Three families in whom all 7 siblings were affected by fetal valproate syndrome (FVS) are reported from the Department of Medical Genetics, Family Federation of Finland, Helsinki, Finland. The parents of affected children had normal intelligence and were nonconsanguinous. Maternal epilepsy was idiopathic, myoclonus or secondary to arteriovenous malformation. Maternal age ranged from 23 to 34. Daily valproate dosage ranged from a low of 1000-1200 mg to 2000-2500 mg, with serum valproate levels of 41-46 to 77-101 mg/L. Age at examination of the 7 affected children varied from 1 yr 5 months to 8 years 0 months. Developmental deficit was mild to moderate in all patients. Malformations involved the face, urinary tract, cleft palate, hands (small finger nails) and feet, and inguinal hernias or undescended testis in all. Craniosynostosis (trigonocephaly) occurred in 2, tracheomalacia and ventriculomegaly in 1, and severe hearing deficit in 1. No neural tube defects occurred in these patients, only 2 of the mothers having received folic acid, only 1 prior to conception. Neonatal VPA withdrawal symptoms (convulsions, feeding problems or respiratory distress) occurred in 5 infants; these resolved promptly with treatment and did not account for the developmental delay. The occurrence of FVS in all the siblings strongly suggests an hereditary susceptibility to valproate embryopathy. [1]

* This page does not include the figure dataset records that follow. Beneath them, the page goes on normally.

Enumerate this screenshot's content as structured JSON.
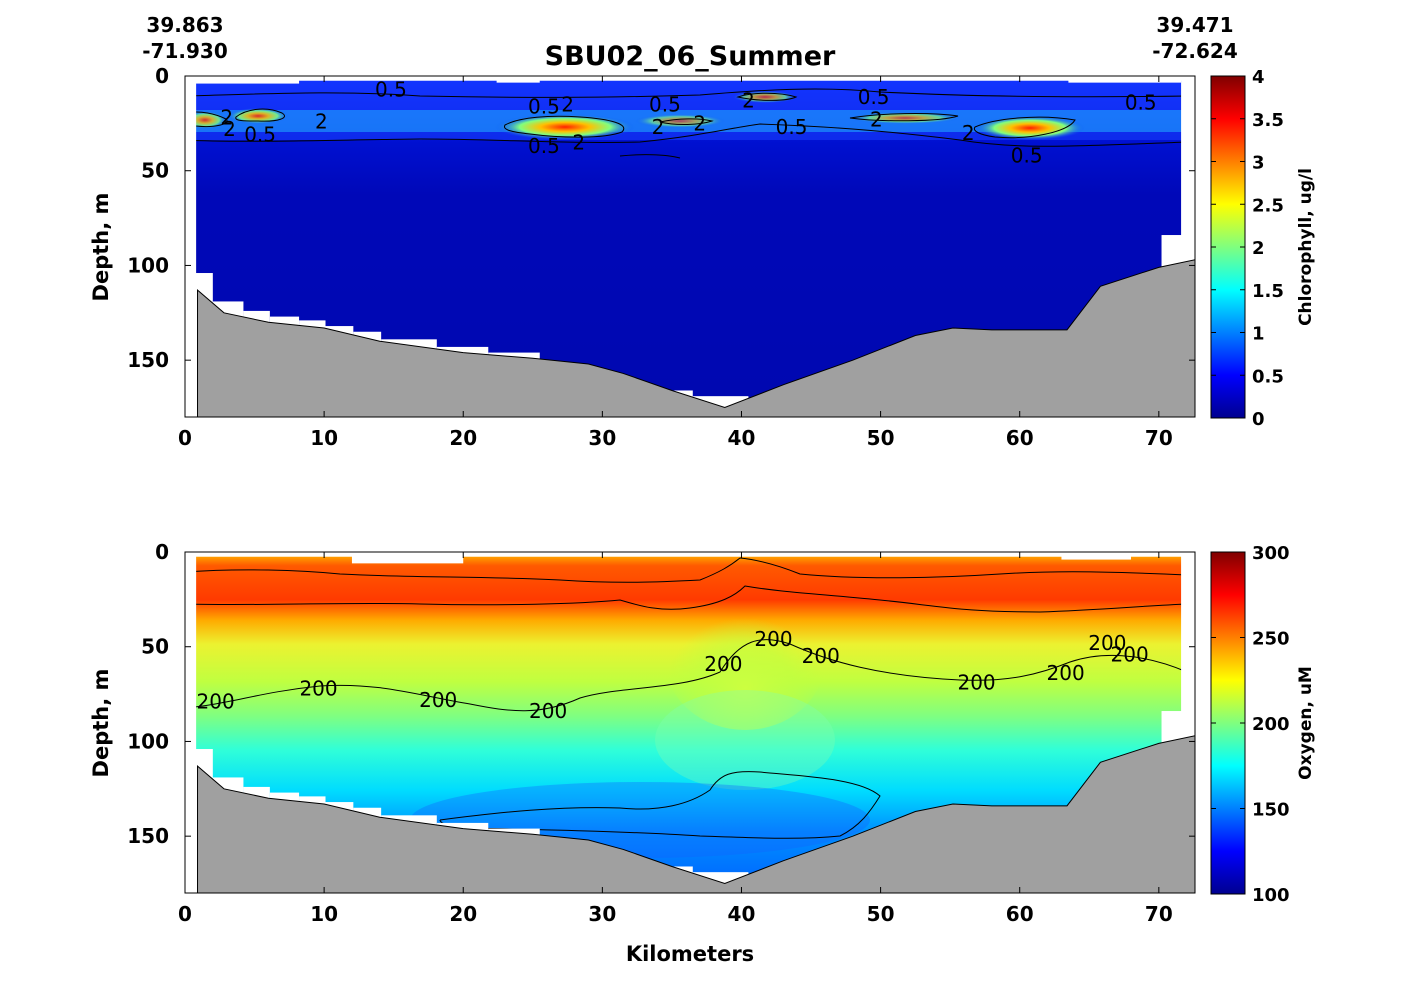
{
  "title": "SBU02_06_Summer",
  "start": {
    "lat": "39.863",
    "lon": "-71.930"
  },
  "end": {
    "lat": "39.471",
    "lon": "-72.624"
  },
  "xlabel": "Kilometers",
  "chart_data": [
    {
      "type": "heatmap",
      "variable": "Chlorophyll",
      "ylabel": "Depth, m",
      "colorbar_label": "Chlorophyll, ug/l",
      "xlim": [
        0,
        72.6
      ],
      "ylim": [
        180,
        0
      ],
      "xticks": [
        "0",
        "10",
        "20",
        "30",
        "40",
        "50",
        "60",
        "70"
      ],
      "yticks": [
        "0",
        "50",
        "100",
        "150"
      ],
      "clim": [
        0,
        4
      ],
      "colorbar_ticks": [
        "0",
        "0.5",
        "1",
        "1.5",
        "2",
        "2.5",
        "3",
        "3.5",
        "4"
      ],
      "contour_levels": [
        "0.5",
        "2"
      ],
      "contour_labels": [
        {
          "text": "0.5",
          "x": 14.8,
          "y": 7
        },
        {
          "text": "2",
          "x": 3,
          "y": 22
        },
        {
          "text": "2",
          "x": 3.2,
          "y": 28
        },
        {
          "text": "2",
          "x": 9.8,
          "y": 24
        },
        {
          "text": "0.5",
          "x": 5.4,
          "y": 31
        },
        {
          "text": "0.5",
          "x": 25.8,
          "y": 16
        },
        {
          "text": "2",
          "x": 27.5,
          "y": 15
        },
        {
          "text": "0.5",
          "x": 34.5,
          "y": 15
        },
        {
          "text": "2",
          "x": 34,
          "y": 27
        },
        {
          "text": "2",
          "x": 37,
          "y": 25
        },
        {
          "text": "0.5",
          "x": 25.8,
          "y": 37
        },
        {
          "text": "2",
          "x": 28.3,
          "y": 35
        },
        {
          "text": "2",
          "x": 40.5,
          "y": 13
        },
        {
          "text": "0.5",
          "x": 49.5,
          "y": 11
        },
        {
          "text": "0.5",
          "x": 68.7,
          "y": 14
        },
        {
          "text": "0.5",
          "x": 43.6,
          "y": 27
        },
        {
          "text": "2",
          "x": 49.7,
          "y": 23
        },
        {
          "text": "2",
          "x": 56.3,
          "y": 30
        },
        {
          "text": "0.5",
          "x": 60.5,
          "y": 42
        }
      ]
    },
    {
      "type": "heatmap",
      "variable": "Oxygen",
      "ylabel": "Depth, m",
      "colorbar_label": "Oxygen, uM",
      "xlim": [
        0,
        72.6
      ],
      "ylim": [
        180,
        0
      ],
      "xticks": [
        "0",
        "10",
        "20",
        "30",
        "40",
        "50",
        "60",
        "70"
      ],
      "yticks": [
        "0",
        "50",
        "100",
        "150"
      ],
      "clim": [
        100,
        300
      ],
      "colorbar_ticks": [
        "100",
        "150",
        "200",
        "250",
        "300"
      ],
      "contour_levels": [
        "200"
      ],
      "contour_labels": [
        {
          "text": "200",
          "x": 2.2,
          "y": 79
        },
        {
          "text": "200",
          "x": 9.6,
          "y": 72
        },
        {
          "text": "200",
          "x": 18.2,
          "y": 78
        },
        {
          "text": "200",
          "x": 26.1,
          "y": 84
        },
        {
          "text": "200",
          "x": 38.7,
          "y": 59
        },
        {
          "text": "200",
          "x": 42.3,
          "y": 46
        },
        {
          "text": "200",
          "x": 45.7,
          "y": 55
        },
        {
          "text": "200",
          "x": 56.9,
          "y": 69
        },
        {
          "text": "200",
          "x": 63.3,
          "y": 64
        },
        {
          "text": "200",
          "x": 66.3,
          "y": 48
        },
        {
          "text": "200",
          "x": 67.9,
          "y": 54
        }
      ]
    }
  ],
  "bathymetry": {
    "x": [
      0.9,
      2.8,
      6,
      10,
      14,
      20,
      25,
      29,
      31.5,
      35,
      38.8,
      43,
      48,
      52.5,
      55.2,
      58,
      63.4,
      65.8,
      70,
      72.6
    ],
    "depth": [
      113,
      125,
      130,
      133,
      140,
      146,
      149,
      152,
      157,
      166,
      175,
      163,
      150,
      137,
      133,
      134,
      134,
      111,
      101,
      97
    ]
  },
  "colors": {
    "bathymetry_fill": "#a0a0a0",
    "background": "#ffffff"
  }
}
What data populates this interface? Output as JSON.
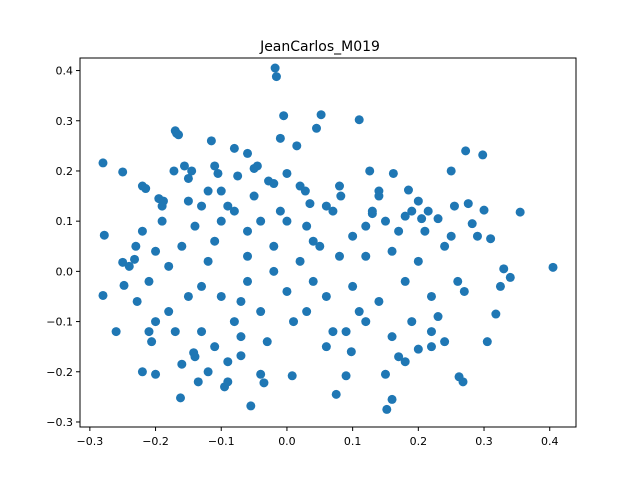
{
  "chart_data": {
    "type": "scatter",
    "title": "JeanCarlos_M019",
    "xlabel": "",
    "ylabel": "",
    "xlim": [
      -0.315,
      0.44
    ],
    "ylim": [
      -0.31,
      0.425
    ],
    "grid": false,
    "xticks": [
      -0.3,
      -0.2,
      -0.1,
      0.0,
      0.1,
      0.2,
      0.3,
      0.4
    ],
    "yticks": [
      -0.3,
      -0.2,
      -0.1,
      0.0,
      0.1,
      0.2,
      0.3,
      0.4
    ],
    "xtick_labels": [
      "−0.3",
      "−0.2",
      "−0.1",
      "0.0",
      "0.1",
      "0.2",
      "0.3",
      "0.4"
    ],
    "ytick_labels": [
      "−0.3",
      "−0.2",
      "−0.1",
      "0.0",
      "0.1",
      "0.2",
      "0.3",
      "0.4"
    ],
    "color": "#1f77b4",
    "series": [
      {
        "points": [
          [
            -0.28,
            0.216
          ],
          [
            -0.278,
            0.072
          ],
          [
            -0.28,
            -0.048
          ],
          [
            -0.26,
            -0.12
          ],
          [
            -0.25,
            0.198
          ],
          [
            -0.25,
            0.018
          ],
          [
            -0.248,
            -0.028
          ],
          [
            -0.24,
            0.01
          ],
          [
            -0.232,
            0.024
          ],
          [
            -0.228,
            -0.06
          ],
          [
            -0.22,
            0.17
          ],
          [
            -0.22,
            -0.2
          ],
          [
            -0.215,
            0.165
          ],
          [
            -0.21,
            -0.12
          ],
          [
            -0.206,
            -0.14
          ],
          [
            -0.2,
            -0.205
          ],
          [
            -0.195,
            0.145
          ],
          [
            -0.19,
            0.13
          ],
          [
            -0.188,
            0.14
          ],
          [
            -0.18,
            0.01
          ],
          [
            -0.172,
            0.2
          ],
          [
            -0.17,
            0.28
          ],
          [
            -0.168,
            0.275
          ],
          [
            -0.165,
            0.272
          ],
          [
            -0.162,
            -0.252
          ],
          [
            -0.16,
            -0.185
          ],
          [
            -0.156,
            0.21
          ],
          [
            -0.15,
            0.185
          ],
          [
            -0.145,
            0.2
          ],
          [
            -0.142,
            -0.162
          ],
          [
            -0.135,
            -0.22
          ],
          [
            -0.13,
            0.13
          ],
          [
            -0.12,
            -0.2
          ],
          [
            -0.115,
            0.26
          ],
          [
            -0.11,
            0.21
          ],
          [
            -0.105,
            0.195
          ],
          [
            -0.1,
            0.16
          ],
          [
            -0.095,
            -0.23
          ],
          [
            -0.09,
            -0.22
          ],
          [
            -0.08,
            0.245
          ],
          [
            -0.075,
            0.19
          ],
          [
            -0.07,
            -0.168
          ],
          [
            -0.06,
            0.235
          ],
          [
            -0.055,
            -0.268
          ],
          [
            -0.05,
            0.205
          ],
          [
            -0.045,
            0.21
          ],
          [
            -0.04,
            -0.205
          ],
          [
            -0.035,
            -0.222
          ],
          [
            -0.028,
            0.18
          ],
          [
            -0.02,
            0.175
          ],
          [
            -0.018,
            0.405
          ],
          [
            -0.016,
            0.388
          ],
          [
            -0.01,
            0.265
          ],
          [
            -0.005,
            0.31
          ],
          [
            0.0,
            0.195
          ],
          [
            0.008,
            -0.208
          ],
          [
            0.015,
            0.25
          ],
          [
            0.02,
            0.17
          ],
          [
            0.028,
            0.16
          ],
          [
            0.035,
            0.135
          ],
          [
            0.045,
            0.285
          ],
          [
            0.052,
            0.312
          ],
          [
            0.06,
            0.13
          ],
          [
            0.07,
            -0.12
          ],
          [
            0.075,
            -0.245
          ],
          [
            0.082,
            0.15
          ],
          [
            0.09,
            -0.208
          ],
          [
            0.098,
            -0.16
          ],
          [
            0.11,
            0.302
          ],
          [
            0.12,
            0.09
          ],
          [
            0.126,
            0.2
          ],
          [
            0.13,
            0.115
          ],
          [
            0.14,
            0.16
          ],
          [
            0.15,
            -0.205
          ],
          [
            0.152,
            -0.275
          ],
          [
            0.16,
            -0.255
          ],
          [
            0.162,
            0.195
          ],
          [
            0.17,
            -0.17
          ],
          [
            0.18,
            -0.18
          ],
          [
            0.185,
            0.162
          ],
          [
            0.19,
            0.12
          ],
          [
            0.2,
            -0.155
          ],
          [
            0.205,
            0.105
          ],
          [
            0.215,
            0.12
          ],
          [
            0.22,
            -0.15
          ],
          [
            0.23,
            0.105
          ],
          [
            0.24,
            -0.14
          ],
          [
            0.25,
            0.2
          ],
          [
            0.255,
            0.13
          ],
          [
            0.262,
            -0.21
          ],
          [
            0.268,
            -0.22
          ],
          [
            0.272,
            0.24
          ],
          [
            0.276,
            0.135
          ],
          [
            0.282,
            0.095
          ],
          [
            0.29,
            0.07
          ],
          [
            0.298,
            0.232
          ],
          [
            0.3,
            0.122
          ],
          [
            0.305,
            -0.14
          ],
          [
            0.31,
            0.065
          ],
          [
            0.318,
            -0.085
          ],
          [
            0.325,
            -0.03
          ],
          [
            0.33,
            0.005
          ],
          [
            0.34,
            -0.012
          ],
          [
            0.355,
            0.118
          ],
          [
            0.405,
            0.008
          ],
          [
            -0.08,
            0.12
          ],
          [
            -0.06,
            0.08
          ],
          [
            -0.04,
            0.1
          ],
          [
            -0.02,
            0.05
          ],
          [
            0.0,
            0.1
          ],
          [
            0.02,
            0.02
          ],
          [
            0.04,
            -0.02
          ],
          [
            -0.12,
            0.02
          ],
          [
            -0.1,
            -0.05
          ],
          [
            -0.08,
            -0.1
          ],
          [
            -0.06,
            -0.02
          ],
          [
            -0.04,
            -0.08
          ],
          [
            -0.02,
            0.0
          ],
          [
            0.0,
            -0.04
          ],
          [
            0.05,
            0.05
          ],
          [
            0.06,
            -0.05
          ],
          [
            0.08,
            0.03
          ],
          [
            0.1,
            0.07
          ],
          [
            0.12,
            0.03
          ],
          [
            0.14,
            -0.06
          ],
          [
            0.16,
            0.04
          ],
          [
            0.18,
            -0.02
          ],
          [
            0.2,
            0.02
          ],
          [
            0.22,
            -0.05
          ],
          [
            0.24,
            0.05
          ],
          [
            0.26,
            -0.02
          ],
          [
            0.15,
            0.1
          ],
          [
            0.17,
            0.08
          ],
          [
            -0.15,
            -0.05
          ],
          [
            -0.16,
            0.05
          ],
          [
            -0.18,
            -0.08
          ],
          [
            -0.2,
            0.04
          ],
          [
            -0.14,
            0.09
          ],
          [
            -0.13,
            -0.12
          ],
          [
            -0.11,
            -0.15
          ],
          [
            -0.09,
            0.13
          ],
          [
            -0.07,
            -0.13
          ],
          [
            -0.05,
            0.15
          ],
          [
            -0.03,
            -0.14
          ],
          [
            -0.01,
            0.12
          ],
          [
            0.01,
            -0.1
          ],
          [
            0.03,
            0.09
          ],
          [
            0.11,
            -0.08
          ],
          [
            0.13,
            0.12
          ],
          [
            0.19,
            -0.1
          ],
          [
            0.21,
            0.08
          ],
          [
            0.23,
            -0.09
          ],
          [
            0.25,
            0.07
          ],
          [
            0.27,
            -0.04
          ],
          [
            -0.17,
            -0.12
          ],
          [
            -0.19,
            0.1
          ],
          [
            -0.21,
            -0.02
          ],
          [
            -0.23,
            0.05
          ],
          [
            -0.12,
            0.16
          ],
          [
            -0.1,
            0.1
          ],
          [
            -0.09,
            -0.18
          ],
          [
            0.07,
            0.12
          ],
          [
            0.09,
            -0.12
          ],
          [
            0.08,
            0.17
          ],
          [
            0.06,
            -0.15
          ],
          [
            -0.15,
            0.14
          ],
          [
            -0.14,
            -0.17
          ],
          [
            0.14,
            0.15
          ],
          [
            0.16,
            -0.13
          ],
          [
            0.2,
            0.14
          ],
          [
            0.22,
            -0.12
          ],
          [
            0.18,
            0.11
          ],
          [
            -0.2,
            -0.1
          ],
          [
            -0.22,
            0.08
          ],
          [
            -0.06,
            0.03
          ],
          [
            -0.07,
            -0.06
          ],
          [
            -0.11,
            0.06
          ],
          [
            -0.13,
            -0.03
          ],
          [
            0.03,
            -0.08
          ],
          [
            0.04,
            0.06
          ],
          [
            0.1,
            -0.03
          ],
          [
            0.12,
            -0.1
          ]
        ]
      }
    ]
  }
}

COMMENT. Hereditary susceptibility to fetal valproate syndrome (FVS) is suggested by this report of three families with all siblings affected. FVS is characterized by typical facial features (medial deficiency of eyebrows, broad nasal root, anteverted nares, shallow philtrum, and long and thin upper lip), trigonocephaly, developmental delay, neural tube, cardiac and genitourinary malformations, and limb defects. The risk of recurrence in a subsequent pregnancy may be high, indicating avoidance of further VPA therapy.